During product creation, Nokia focuses on energy efficiency,
sustainable use of materials, smart packaging, and creating environmental
services which engage people to adopt more sustainable lifestyles. During the
last decade, the greenhouse gas footprint of Nokia phones has been reduced by
up to 50 percent.

Nokia also introduced new features and
capabilities that allow the mobile device to become a multifunctional product,
and thereby reducing the need to buy multiple devices for different purposes. 

Another major positive impact comes from providing innovative solutions that
enable people to reduce their own environmental impact related e.g. to travel
and commuting. The implementation of environmental requirements, both legal and
customer specific, have key importance for its business success.

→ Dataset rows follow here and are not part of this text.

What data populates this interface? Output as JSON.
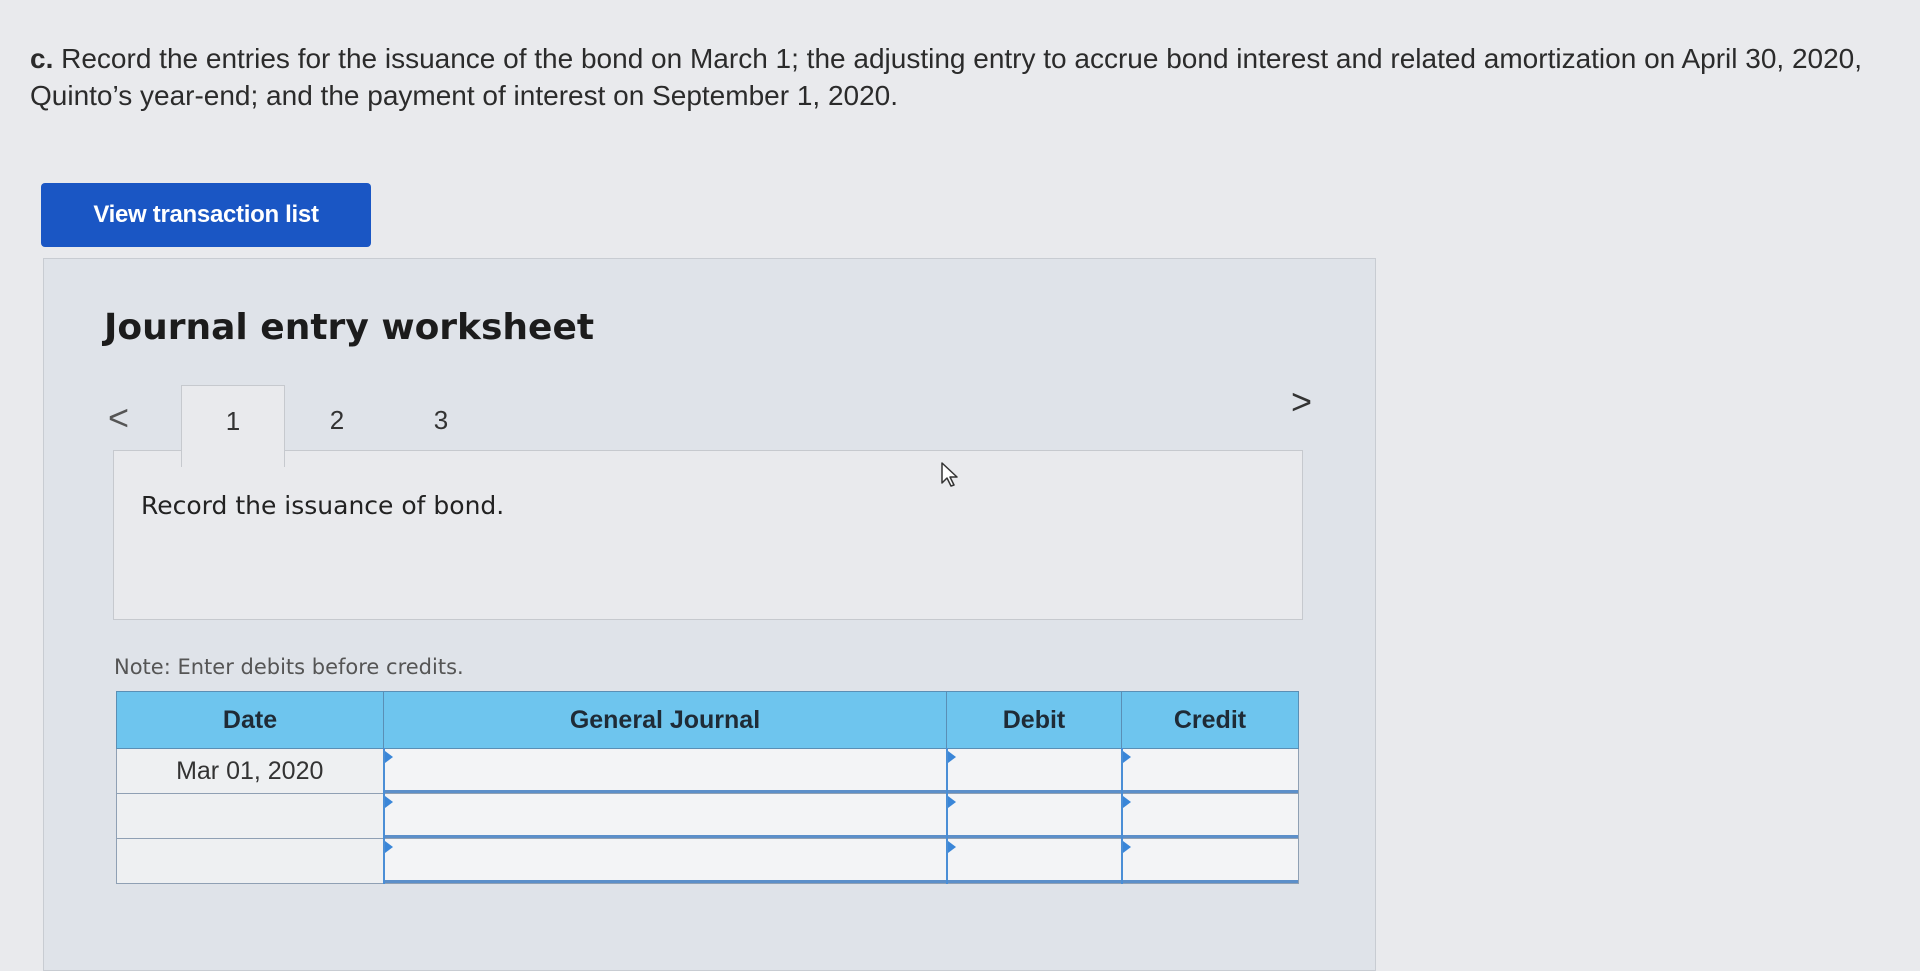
{
  "question": {
    "prefix": "c.",
    "text": " Record the entries for the issuance of the bond on March 1; the adjusting entry to accrue bond interest and related amortization on April 30, 2020, Quinto’s year-end; and the payment of interest on September 1, 2020."
  },
  "buttons": {
    "view_transaction_list": "View transaction list"
  },
  "worksheet": {
    "title": "Journal entry worksheet",
    "nav_prev": "<",
    "nav_next": ">",
    "tabs": [
      {
        "label": "1",
        "active": true
      },
      {
        "label": "2",
        "active": false
      },
      {
        "label": "3",
        "active": false
      }
    ],
    "instruction": "Record the issuance of bond.",
    "note": "Note: Enter debits before credits."
  },
  "journal": {
    "headers": {
      "date": "Date",
      "general_journal": "General Journal",
      "debit": "Debit",
      "credit": "Credit"
    },
    "rows": [
      {
        "date": "Mar 01, 2020",
        "account": "",
        "debit": "",
        "credit": ""
      },
      {
        "date": "",
        "account": "",
        "debit": "",
        "credit": ""
      },
      {
        "date": "",
        "account": "",
        "debit": "",
        "credit": ""
      }
    ]
  },
  "colors": {
    "button_blue": "#1a56c4",
    "header_blue": "#6ec5ee",
    "input_accent": "#4a8ed6"
  }
}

At the end of 2011, Nokia had approximately 6,000 collection
points in almost 100 countries. Only about 9 percent of people say that they
recycle their phones. Nokia works around the globe to raise awareness
and to ensure proper and safe recycling and take part in collective recycling
schemes. Currently, its challenge is to show people how recycling phones is
both easy and beneficial and inspire them to take action.

Though Nokia is not part of an energy-intensive industry and
the CO2 emissions and water use in its own facilities is relatively small, Nokia
still has possibilities to control and reduce its environmental impacts. As
the number of devices that can access Internet increases, the energy
consumption of data centers becomes increasingly important.


The vast majority of Nokia device life cycle environmental
impact comes from its supply and logistics chain.

In Kenya, Nokia commissioned a report in 2011 that showed
only 14 percent of citizens are aware that mobile phones can be recycled, and
only 2 percent actually recycle their old mobile phones.